Inversement, la droite marque-t-elle le pas ?
C'est surtout vrai pour La République en marche (LREM) qui a mal géré ces élections. Vanter l'amateurisme, la nouveauté, cela ne marche pas sur des élections locales où le terrain pèse pour beaucoup, où les électeurs ont les clés pour comparer les offres et avoir un avis très éclairé et très tranché sur le scrutin. Au passage, on peut signaler, au milieu du marasme LREM, l'élection au premier tour de Gérald Darmanin [accusé d'un viol en 2009, ndlr] à Tourcoing, qui montre qu'il n'y a pas eu d'effet #MeToo sur les élections.
Quid de Paris ?
L’affaire Griveaux n’a pas été déterminante pour LREM : le faible score d’Agnès Buzyn s’explique surtout par le maintien d’un clivage gauche-droite dans la capitale, et par la propension des électeurs parisiens à pratiquer, plus qu’ailleurs, un vote sanction contre le gouvernement.

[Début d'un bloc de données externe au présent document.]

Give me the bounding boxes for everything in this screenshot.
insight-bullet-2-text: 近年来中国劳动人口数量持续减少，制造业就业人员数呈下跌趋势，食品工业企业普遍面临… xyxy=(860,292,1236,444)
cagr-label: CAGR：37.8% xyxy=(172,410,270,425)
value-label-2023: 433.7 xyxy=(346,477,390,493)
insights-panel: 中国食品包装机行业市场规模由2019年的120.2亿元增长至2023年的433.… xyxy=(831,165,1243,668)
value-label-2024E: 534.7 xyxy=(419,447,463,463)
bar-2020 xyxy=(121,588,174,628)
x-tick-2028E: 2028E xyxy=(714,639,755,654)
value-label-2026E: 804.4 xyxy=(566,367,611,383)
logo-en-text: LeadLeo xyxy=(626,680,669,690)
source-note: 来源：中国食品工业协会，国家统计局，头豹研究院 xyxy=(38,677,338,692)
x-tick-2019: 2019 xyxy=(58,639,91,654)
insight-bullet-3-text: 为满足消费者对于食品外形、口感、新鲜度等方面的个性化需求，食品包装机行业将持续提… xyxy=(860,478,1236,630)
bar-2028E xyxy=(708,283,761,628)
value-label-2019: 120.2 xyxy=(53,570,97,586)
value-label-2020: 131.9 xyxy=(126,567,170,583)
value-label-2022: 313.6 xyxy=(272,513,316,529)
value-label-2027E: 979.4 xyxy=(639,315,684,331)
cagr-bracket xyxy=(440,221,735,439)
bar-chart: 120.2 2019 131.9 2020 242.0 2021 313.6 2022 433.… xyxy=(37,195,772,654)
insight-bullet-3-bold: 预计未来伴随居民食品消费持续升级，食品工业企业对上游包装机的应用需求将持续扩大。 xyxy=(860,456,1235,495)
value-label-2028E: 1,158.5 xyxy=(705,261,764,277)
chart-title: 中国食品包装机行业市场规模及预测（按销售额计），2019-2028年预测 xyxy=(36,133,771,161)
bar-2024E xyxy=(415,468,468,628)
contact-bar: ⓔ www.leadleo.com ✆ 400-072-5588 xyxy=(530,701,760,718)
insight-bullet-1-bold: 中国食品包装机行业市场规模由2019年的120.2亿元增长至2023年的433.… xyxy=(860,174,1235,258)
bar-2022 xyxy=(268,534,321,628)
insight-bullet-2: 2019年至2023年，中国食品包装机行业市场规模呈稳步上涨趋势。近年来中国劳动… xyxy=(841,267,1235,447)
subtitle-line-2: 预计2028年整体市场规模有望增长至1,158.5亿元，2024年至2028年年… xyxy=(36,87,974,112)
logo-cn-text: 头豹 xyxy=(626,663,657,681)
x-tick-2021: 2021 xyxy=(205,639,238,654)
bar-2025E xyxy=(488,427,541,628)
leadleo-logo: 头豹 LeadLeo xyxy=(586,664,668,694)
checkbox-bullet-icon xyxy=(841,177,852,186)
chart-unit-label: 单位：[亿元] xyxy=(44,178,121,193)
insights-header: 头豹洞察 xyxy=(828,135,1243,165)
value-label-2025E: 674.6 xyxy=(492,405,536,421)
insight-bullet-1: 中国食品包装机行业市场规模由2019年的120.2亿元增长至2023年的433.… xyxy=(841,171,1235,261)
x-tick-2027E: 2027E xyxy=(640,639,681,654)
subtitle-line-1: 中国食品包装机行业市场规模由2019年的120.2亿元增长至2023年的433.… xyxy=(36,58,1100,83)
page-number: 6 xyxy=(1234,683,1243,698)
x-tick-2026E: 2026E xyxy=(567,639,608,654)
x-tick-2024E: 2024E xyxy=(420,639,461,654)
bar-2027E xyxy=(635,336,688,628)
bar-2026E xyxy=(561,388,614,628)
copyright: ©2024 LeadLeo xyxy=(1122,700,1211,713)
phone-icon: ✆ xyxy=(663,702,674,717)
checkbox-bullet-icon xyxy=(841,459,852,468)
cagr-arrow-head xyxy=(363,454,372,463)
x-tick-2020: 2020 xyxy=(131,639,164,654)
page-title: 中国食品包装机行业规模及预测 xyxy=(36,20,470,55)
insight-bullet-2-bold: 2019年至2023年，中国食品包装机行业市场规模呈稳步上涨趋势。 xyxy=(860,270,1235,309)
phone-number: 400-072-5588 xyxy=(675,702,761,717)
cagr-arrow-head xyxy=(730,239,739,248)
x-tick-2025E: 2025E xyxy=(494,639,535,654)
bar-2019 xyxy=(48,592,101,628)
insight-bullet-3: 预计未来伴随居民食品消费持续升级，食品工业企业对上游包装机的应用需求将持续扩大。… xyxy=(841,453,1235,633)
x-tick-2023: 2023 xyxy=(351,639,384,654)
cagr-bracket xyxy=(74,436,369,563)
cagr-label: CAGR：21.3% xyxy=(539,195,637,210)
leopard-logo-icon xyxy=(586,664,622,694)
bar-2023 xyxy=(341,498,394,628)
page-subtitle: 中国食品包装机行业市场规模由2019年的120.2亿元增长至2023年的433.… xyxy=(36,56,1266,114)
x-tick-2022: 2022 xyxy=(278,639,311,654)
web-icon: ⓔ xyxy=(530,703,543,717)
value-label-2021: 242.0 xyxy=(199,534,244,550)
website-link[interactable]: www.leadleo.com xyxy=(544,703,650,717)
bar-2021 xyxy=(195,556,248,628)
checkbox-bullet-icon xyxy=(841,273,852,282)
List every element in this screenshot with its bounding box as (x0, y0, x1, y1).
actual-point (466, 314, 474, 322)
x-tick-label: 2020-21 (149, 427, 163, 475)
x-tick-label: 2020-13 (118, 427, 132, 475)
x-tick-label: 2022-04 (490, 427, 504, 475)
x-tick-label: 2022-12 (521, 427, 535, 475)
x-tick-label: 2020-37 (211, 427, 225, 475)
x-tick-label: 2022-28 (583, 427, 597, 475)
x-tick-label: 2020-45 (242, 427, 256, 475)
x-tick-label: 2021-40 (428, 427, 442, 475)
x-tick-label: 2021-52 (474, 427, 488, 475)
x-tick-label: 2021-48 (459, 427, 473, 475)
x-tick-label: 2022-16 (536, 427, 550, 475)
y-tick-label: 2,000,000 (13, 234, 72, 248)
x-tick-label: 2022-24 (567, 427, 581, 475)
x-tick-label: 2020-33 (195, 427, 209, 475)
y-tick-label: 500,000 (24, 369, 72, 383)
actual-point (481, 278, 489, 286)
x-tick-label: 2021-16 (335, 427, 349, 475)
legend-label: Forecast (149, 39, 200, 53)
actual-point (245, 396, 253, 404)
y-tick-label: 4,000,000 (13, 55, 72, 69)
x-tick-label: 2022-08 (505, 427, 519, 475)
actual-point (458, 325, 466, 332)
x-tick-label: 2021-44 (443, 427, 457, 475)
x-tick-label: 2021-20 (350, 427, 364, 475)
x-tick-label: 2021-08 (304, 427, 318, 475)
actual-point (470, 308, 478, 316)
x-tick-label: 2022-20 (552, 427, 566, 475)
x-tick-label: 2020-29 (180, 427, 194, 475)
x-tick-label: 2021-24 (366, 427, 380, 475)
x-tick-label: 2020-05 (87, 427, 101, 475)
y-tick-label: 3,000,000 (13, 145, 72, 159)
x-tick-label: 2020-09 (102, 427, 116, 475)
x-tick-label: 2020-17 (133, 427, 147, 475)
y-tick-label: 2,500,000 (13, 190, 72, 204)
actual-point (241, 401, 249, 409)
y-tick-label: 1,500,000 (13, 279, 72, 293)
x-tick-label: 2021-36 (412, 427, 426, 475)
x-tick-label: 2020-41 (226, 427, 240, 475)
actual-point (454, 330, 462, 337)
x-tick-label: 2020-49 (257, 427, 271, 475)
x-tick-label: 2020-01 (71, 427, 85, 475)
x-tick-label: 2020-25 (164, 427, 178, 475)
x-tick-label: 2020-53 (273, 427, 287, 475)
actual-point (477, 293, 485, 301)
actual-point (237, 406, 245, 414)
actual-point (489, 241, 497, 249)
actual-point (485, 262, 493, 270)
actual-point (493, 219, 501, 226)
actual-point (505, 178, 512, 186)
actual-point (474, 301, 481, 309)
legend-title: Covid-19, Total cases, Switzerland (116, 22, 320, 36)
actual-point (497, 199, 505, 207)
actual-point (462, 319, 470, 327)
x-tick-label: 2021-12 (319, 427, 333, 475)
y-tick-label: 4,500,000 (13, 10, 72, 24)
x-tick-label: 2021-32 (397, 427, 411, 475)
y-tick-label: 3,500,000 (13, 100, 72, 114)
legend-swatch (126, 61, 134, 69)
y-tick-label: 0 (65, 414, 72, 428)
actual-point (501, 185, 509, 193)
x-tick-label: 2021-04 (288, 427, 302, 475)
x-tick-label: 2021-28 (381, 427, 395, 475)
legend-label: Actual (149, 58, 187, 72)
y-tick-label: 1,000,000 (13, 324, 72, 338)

Un mot du Rassemblement national : ses résultats vous semblent-ils conformes à ce qu’on pouvait attendre ?
En tout cas, si la tentative écologiste de s’ériger en rempart au parti d’extrême droite devait être démontrée à ces élections, cela n’est pas probant. A Hénin-Beaumont, par exemple, la liste citoyenne réunissant la gauche autour de l’écologiste Marine Tondelier n’a réuni que 18,22 % des voix, laissant la municipalité à Steeve Briois dès le premier tour.